The 911 call is from a resident of the neighborhood who called to report that the windows of his truck and the windows of a car across the street from him had been smashed by someone wearing a hoodie and pants with some type of white dot or stripe pattern. The caller tells the 911 operator that when he armed himself with a baseball bat and confronted the man, he ran into a neighbor’s back yard and was trying to get over the fence into another yard.
The body camera videos show officers pursuing Clark into the back yard of his grandmother’s home. They can be heard repeatedly and loudly ordering Clark to stop and show his hands. In the helicopter video (which uses heat registering technology) the officers and Clark are illuminated and show as bright white. Clark is shown running into the yard and away from the officers before he turns and advances toward them.
If one takes the time to sync the timing of the body camera videos to the helicopter video (as this writer has done), here is what can be seen:
As the officers chase Clark into the back yard, they come into the open as they pass the northwest corner of the house which Clark has already passed. One officer can be seen immediately retreating to the cover of the corner of the house and pulling his partner back with him. At this moment, the officers — who have already ordered Clark to stop and show his hands at least twice — again issue those commands. Clark can clearly be seen advancing toward the officers. One officer issues the command yet again, immediately followed by “Gun! Gun!

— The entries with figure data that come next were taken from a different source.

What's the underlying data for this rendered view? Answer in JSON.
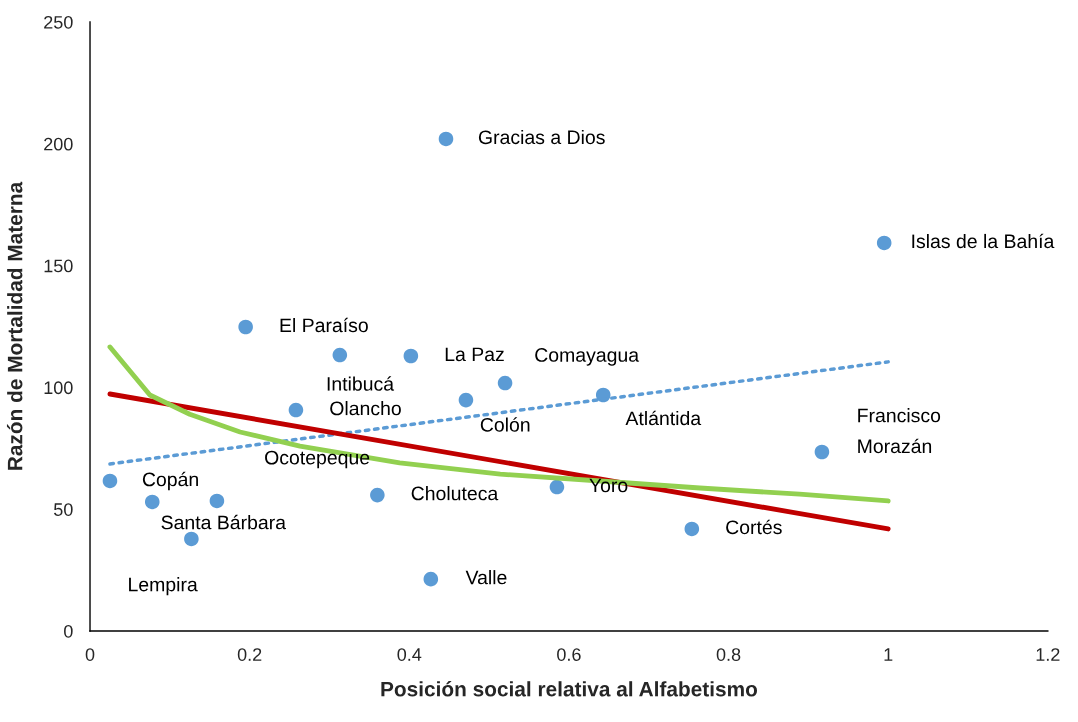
{
  "chart_data": {
    "type": "scatter",
    "xlabel": "Posición social relativa al Alfabetismo",
    "ylabel": "Razón de Mortalidad Materna",
    "xlim": [
      0,
      1.2
    ],
    "xticks": [
      0,
      0.2,
      0.4,
      0.6,
      0.8,
      1,
      1.2
    ],
    "ylim": [
      0,
      250
    ],
    "yticks": [
      0,
      50,
      100,
      150,
      200,
      250
    ],
    "grid": false,
    "series": [
      {
        "marker": "circle",
        "color": "#5b9bd5",
        "x": [
          0.025,
          0.078,
          0.159,
          0.127,
          0.195,
          0.313,
          0.402,
          0.258,
          0.36,
          0.446,
          0.471,
          0.52,
          0.427,
          0.585,
          0.643,
          0.754,
          0.917,
          0.995
        ],
        "values": [
          61.6,
          53,
          53.4,
          37.8,
          124.8,
          113.3,
          112.9,
          90.7,
          55.8,
          202,
          94.8,
          101.8,
          21.3,
          59.1,
          96.9,
          41.9,
          73.5,
          159.3
        ]
      },
      {
        "type": "line",
        "marker": "none",
        "color": "#5b9bd5",
        "line_style": "dotted",
        "x": [
          0.025,
          1.0
        ],
        "values": [
          68.6,
          110.5
        ]
      },
      {
        "type": "line",
        "marker": "none",
        "color": "#c00000",
        "line_style": "solid",
        "x": [
          0.025,
          1.0
        ],
        "values": [
          97.3,
          41.9
        ]
      },
      {
        "type": "line",
        "marker": "none",
        "color": "#92d050",
        "line_style": "solid",
        "x": [
          0.025,
          0.075,
          0.125,
          0.188,
          0.263,
          0.388,
          0.514,
          0.639,
          0.764,
          0.889,
          1.0
        ],
        "values": [
          116.6,
          96.9,
          89,
          81.7,
          75.9,
          69,
          64.4,
          61.6,
          58.7,
          56.2,
          53.4
        ]
      }
    ],
    "annotations": [
      {
        "text": "Copán",
        "x": 0.025,
        "y": 61.6
      },
      {
        "text": "Santa Bárbara",
        "x": 0.078,
        "y": 53
      },
      {
        "text": "Ocotepeque",
        "x": 0.159,
        "y": 53.4
      },
      {
        "text": "Lempira",
        "x": 0.127,
        "y": 37.8
      },
      {
        "text": "El Paraíso",
        "x": 0.195,
        "y": 124.8
      },
      {
        "text": "Intibucá",
        "x": 0.313,
        "y": 113.3
      },
      {
        "text": "La Paz",
        "x": 0.402,
        "y": 112.9
      },
      {
        "text": "Olancho",
        "x": 0.258,
        "y": 90.7
      },
      {
        "text": "Choluteca",
        "x": 0.36,
        "y": 55.8
      },
      {
        "text": "Gracias a Dios",
        "x": 0.446,
        "y": 202
      },
      {
        "text": "Colón",
        "x": 0.471,
        "y": 94.8
      },
      {
        "text": "Comayagua",
        "x": 0.52,
        "y": 101.8
      },
      {
        "text": "Valle",
        "x": 0.427,
        "y": 21.3
      },
      {
        "text": "Yoro",
        "x": 0.585,
        "y": 59.1
      },
      {
        "text": "Atlántida",
        "x": 0.643,
        "y": 96.9
      },
      {
        "text": "Cortés",
        "x": 0.754,
        "y": 41.9
      },
      {
        "text": "Francisco\nMorazán",
        "x": 0.917,
        "y": 73.5
      },
      {
        "text": "Islas de la Bahía",
        "x": 0.995,
        "y": 159.3
      }
    ]
  }
}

Gun!” Then the officers, with what they have every reasonable expectation to believe is an armed man closing the distance between himself and them, fire at Clark until he no longer poses a threat of imminent serious injury or death.
From the moment the officers take cover behind the corner of the house until they fire their first shots is less than four seconds.
It is also noteworthy that the video shows that Clark ran from the area where the 911 caller said the person who was smashing windows was hiding. He was also dressed exactly as the caller described him. So, while friends, family, BLM, and legislators paint a picture of Clark as a law-abiding, good citizen who was summarily executed by bad cops for the “crime” of being black, it just doesn’t wash. Clark appears to have been a criminal who refused to obey reasonable and lawful orders to stop and show his hands. He made the decisions he made and the officers made their decisions in response.
He had plenty of time to act; they had four seconds to react.
So, these two officers — these two human persons — have a mere four seconds to make a decision with life and death hanging in the balance as a criminal with something black in his hand continues to advance on them despite their repeated orders to stop and show his hands.
And while liberals line up to tar and feather these officers — these human persons — for making the decision they did, the reality is that the ability to make decisions is what society needs in good police officers. The human element is what makes policing work in the first place. After all, police officers are — first and foremost — human persons who risk life and limb to protect other human persons.
One is left to wonder what any of the legislators pushing this bill or their ACLU handlers would have done in those four seconds. Likely, they would have learned the same lesson an anti-cop civil rights leader in Phoenix learned in 2015. Only they would not have been fortunate enough to have it be a training session they could walk away from after learning that lesson.
A “necessary force” law would remove — or penalize — the human element. It would require that officers are able to weigh every possible contingency and — with clairvoyant perfection — predict which one is the “necessary” one.
This writer consulted with retired Henrico, Virginia, Police Sergeant John Slater for this article.